El último partido que jugó fue la final de la Intermedia del 64. Un domingo de tarde en la cancha del Fierrazo, Barrio Sosa contra Villa Sara United. Los villeros habían traído para marcar a Muyinga a un centro half de Poblado Acosta que tenía fama de gran amagador también: Nílcer Machado. Marcaba amagando y los contrarios le dejaban la pelota en los pies. Si se les quedaba larga o corta, incluso le pedían disculpas; eso decían. La verdad es que Valbuena lo recordaba como un raspador de ida y vuelta, rápido, vivo para el cruce y muy aplicado. Después se supo que ya lo había apalabrado Sútanton para el campeonato del 65, lo que, debido a su temprana y repentina desaparición física, no se pudo concretar.

Hasta los veinte minutos del segundo tiempo no se encontraron frente a frente. Parecía que Muyinga lo evitaba al otro, hasta que le llegó una pelota sucia sobre este lado y empezó a desparramar rivales con el jopo. Le salió Machado y Nieto dejó la pelota quietita entre las piernas. El otro amagó a tirársele a los pies y este hizo como que arrancaba pegado a la línea. Se clavó en el lugar y Machado revoleó la derecha como para colgarlo del alambrado. El juez casi cobra la falta, pero dio ley de ventaja porque Nieto amagó a quebrar para el medio mientras Machado parecía que lo sacaba con el hombro. Mientras tanto, los demás jugadores se juntaban y se desparramaban ante cada amague. De repente picaban al vacío, como se acercaban para el pase corto. Se abroquelaban atrás esperando el contragolpe o daban el paso adelante para dejar adelantado a algún distraído. Todo esto entre los ¡oooohhh! de las hinchadas, que también se comían los amagues sin que la pelota se moviera del lugar.

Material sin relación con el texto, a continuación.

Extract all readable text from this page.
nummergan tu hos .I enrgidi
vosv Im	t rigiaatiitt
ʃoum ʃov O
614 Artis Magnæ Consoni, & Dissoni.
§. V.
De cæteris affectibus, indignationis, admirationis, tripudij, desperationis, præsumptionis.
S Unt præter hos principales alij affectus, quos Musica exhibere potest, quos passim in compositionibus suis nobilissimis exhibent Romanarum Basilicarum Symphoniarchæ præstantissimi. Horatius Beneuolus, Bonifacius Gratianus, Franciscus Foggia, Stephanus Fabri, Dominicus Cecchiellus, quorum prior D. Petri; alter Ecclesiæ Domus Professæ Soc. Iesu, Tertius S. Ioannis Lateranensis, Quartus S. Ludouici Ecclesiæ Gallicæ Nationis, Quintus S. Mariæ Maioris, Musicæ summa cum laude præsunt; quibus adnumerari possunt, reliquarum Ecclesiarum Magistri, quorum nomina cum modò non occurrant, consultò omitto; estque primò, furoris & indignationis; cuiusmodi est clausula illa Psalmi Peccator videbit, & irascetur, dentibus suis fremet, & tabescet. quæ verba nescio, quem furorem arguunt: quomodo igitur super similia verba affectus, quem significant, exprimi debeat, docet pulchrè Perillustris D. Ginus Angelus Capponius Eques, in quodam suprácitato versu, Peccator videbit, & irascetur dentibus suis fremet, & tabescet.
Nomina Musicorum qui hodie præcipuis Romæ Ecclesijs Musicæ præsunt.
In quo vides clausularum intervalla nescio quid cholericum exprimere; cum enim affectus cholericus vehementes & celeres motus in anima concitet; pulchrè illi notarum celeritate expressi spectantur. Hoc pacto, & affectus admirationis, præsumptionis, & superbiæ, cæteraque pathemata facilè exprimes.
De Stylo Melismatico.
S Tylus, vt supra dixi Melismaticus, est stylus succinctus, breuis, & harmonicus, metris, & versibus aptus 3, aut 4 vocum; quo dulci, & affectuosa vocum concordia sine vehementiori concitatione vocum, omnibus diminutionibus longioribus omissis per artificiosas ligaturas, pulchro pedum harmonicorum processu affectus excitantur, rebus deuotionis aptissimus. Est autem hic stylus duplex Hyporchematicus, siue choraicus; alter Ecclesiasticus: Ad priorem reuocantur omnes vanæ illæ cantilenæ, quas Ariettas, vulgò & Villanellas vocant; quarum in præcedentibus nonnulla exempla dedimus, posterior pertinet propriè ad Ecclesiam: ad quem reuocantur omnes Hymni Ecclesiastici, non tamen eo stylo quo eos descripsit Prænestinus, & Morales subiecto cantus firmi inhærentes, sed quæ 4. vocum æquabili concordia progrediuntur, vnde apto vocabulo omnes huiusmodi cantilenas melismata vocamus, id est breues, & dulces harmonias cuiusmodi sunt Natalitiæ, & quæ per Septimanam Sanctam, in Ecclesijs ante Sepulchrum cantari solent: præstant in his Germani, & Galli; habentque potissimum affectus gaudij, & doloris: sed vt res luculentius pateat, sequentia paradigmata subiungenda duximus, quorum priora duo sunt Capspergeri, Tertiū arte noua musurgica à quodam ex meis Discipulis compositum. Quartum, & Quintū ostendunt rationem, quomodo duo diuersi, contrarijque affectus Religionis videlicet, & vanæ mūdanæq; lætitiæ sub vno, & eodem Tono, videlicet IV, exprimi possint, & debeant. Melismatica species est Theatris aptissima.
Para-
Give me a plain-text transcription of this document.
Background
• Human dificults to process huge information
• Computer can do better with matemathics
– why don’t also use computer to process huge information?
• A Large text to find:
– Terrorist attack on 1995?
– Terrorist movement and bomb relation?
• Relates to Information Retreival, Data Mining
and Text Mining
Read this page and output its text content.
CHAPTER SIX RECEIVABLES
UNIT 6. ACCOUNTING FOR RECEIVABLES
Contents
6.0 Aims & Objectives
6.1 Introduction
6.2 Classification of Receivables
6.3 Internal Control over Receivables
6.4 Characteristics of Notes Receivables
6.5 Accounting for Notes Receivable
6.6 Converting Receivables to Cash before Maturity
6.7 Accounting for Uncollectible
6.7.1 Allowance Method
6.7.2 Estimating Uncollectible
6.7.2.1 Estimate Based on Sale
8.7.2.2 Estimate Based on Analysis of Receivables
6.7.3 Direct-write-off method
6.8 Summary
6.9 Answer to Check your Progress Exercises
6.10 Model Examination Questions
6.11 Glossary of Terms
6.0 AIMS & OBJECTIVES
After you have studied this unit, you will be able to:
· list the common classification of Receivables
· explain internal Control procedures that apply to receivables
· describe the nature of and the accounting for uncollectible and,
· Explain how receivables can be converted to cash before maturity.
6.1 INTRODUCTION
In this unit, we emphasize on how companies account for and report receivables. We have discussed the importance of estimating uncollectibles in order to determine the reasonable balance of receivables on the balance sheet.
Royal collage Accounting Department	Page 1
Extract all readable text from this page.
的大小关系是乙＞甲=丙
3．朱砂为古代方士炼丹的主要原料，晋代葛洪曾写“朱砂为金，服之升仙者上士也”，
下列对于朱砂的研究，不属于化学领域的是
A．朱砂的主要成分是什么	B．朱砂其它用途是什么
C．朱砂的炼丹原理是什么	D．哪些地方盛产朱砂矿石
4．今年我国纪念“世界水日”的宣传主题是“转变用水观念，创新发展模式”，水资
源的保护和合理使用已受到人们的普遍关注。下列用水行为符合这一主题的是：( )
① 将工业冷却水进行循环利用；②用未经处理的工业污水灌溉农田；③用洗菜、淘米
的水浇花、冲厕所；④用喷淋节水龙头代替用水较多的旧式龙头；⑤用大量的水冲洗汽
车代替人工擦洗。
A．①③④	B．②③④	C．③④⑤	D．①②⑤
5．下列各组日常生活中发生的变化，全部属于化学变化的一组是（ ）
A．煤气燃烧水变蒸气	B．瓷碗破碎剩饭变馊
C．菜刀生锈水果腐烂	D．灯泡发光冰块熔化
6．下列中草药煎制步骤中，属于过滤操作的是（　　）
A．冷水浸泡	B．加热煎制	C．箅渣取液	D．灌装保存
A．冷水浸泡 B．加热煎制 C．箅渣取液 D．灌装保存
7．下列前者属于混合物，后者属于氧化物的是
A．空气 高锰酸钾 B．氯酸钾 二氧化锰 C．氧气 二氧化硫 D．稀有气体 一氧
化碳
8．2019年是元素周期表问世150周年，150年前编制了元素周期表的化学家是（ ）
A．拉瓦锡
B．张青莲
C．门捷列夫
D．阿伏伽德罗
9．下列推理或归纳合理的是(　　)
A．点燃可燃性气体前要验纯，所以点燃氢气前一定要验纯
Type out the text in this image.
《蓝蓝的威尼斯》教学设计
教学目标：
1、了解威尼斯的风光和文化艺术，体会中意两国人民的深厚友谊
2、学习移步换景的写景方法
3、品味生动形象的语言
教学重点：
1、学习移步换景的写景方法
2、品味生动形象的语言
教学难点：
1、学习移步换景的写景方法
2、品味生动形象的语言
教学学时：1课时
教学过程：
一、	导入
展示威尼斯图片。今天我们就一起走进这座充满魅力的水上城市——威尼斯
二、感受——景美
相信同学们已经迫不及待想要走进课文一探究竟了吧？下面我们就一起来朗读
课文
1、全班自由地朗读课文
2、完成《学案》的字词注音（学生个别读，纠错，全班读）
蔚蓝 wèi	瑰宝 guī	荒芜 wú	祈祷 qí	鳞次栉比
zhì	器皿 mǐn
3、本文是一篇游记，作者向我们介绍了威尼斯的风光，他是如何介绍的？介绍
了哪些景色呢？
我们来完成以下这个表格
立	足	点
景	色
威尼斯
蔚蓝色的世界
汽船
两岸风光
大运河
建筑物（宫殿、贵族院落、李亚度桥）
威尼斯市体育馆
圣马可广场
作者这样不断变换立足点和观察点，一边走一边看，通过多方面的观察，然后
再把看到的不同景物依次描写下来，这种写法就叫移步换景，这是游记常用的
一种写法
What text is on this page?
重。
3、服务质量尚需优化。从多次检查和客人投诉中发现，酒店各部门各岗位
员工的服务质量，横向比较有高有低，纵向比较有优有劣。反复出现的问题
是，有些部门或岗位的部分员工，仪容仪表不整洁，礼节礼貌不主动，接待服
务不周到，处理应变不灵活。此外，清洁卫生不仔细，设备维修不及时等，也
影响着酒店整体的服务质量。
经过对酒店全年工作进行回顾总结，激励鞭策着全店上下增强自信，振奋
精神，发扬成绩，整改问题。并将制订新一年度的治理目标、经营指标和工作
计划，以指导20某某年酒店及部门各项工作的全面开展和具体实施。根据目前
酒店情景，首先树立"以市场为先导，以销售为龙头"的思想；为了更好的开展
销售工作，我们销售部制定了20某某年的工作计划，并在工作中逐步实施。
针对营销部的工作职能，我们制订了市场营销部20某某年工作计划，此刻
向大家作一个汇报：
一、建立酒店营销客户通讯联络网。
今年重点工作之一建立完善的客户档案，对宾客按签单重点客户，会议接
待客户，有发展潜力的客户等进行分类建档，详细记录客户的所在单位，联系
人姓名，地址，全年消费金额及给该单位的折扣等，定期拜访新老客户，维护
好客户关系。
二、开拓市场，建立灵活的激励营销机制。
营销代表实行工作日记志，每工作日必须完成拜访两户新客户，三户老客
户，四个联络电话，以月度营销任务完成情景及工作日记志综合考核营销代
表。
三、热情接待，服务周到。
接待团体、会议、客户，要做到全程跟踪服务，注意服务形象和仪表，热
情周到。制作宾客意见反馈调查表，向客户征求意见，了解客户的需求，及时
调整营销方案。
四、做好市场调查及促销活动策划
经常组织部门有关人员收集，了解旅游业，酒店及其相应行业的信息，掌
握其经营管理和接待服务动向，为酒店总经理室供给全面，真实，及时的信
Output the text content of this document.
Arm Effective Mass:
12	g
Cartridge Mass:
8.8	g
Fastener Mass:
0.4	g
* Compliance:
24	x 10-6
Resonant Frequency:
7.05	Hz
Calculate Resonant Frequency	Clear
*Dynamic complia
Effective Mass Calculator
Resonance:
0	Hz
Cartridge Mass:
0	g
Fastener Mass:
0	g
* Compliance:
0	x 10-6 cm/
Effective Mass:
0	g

Como pasaban los minutos y la situación no se desataba y había empezado a refrescar, alguna gente se empezó a ir de a poco. Al final quedaron los jueces, los jugadores, el canchero (que tenía que guardar las redes, apuntalar los travesaños y soltar la vaca) y dos o tres curiosos que iban pasando en bicicleta y se acodaron a mirar. Machado y Nieto se miraban a los ojos y casi ni se movían. Era más como que vibraban, poseídos por una cosa, con la pelota al medio. Los pocos que intentaban acercarse pasaban de largo con los amagues. Faltando cinco minutos para terminar el partido, ya no se los distinguía bien. Primero habían empezado a tomar un tono rojizo, naranja, después más amarillo, verdeón, azul, violeta, hasta que fueron desapareciendo envueltos en una luz blanca y nunca más se supo de ellos. Se dice que todavía hoy, los días muy húmedos, los jugadores que cruzan por ese lugar de la cancha suelen escuchar un zumbido sordo (como de tuboluz).

—¡Qué buena noticia lo de la crónica, Nibio! —dijo Amalia mientras le devolvía el mate a su compañero de una vida.

—Sí, la verdad es que es lindo que se acuerden de uno.

—¿Y ya decidiste sobre quién vas a escribir?

—Sí, claro. Nunca dudé. Será sobre el Víctor Diogo —contestó Valbuena con tono melancólico.

—¿Te sentís bien? Te noto apagado —comentó ella.

—Sí, no pasa nada —respondió él—. Es que hoy tenía ganas de seguir durmiendo un rato más.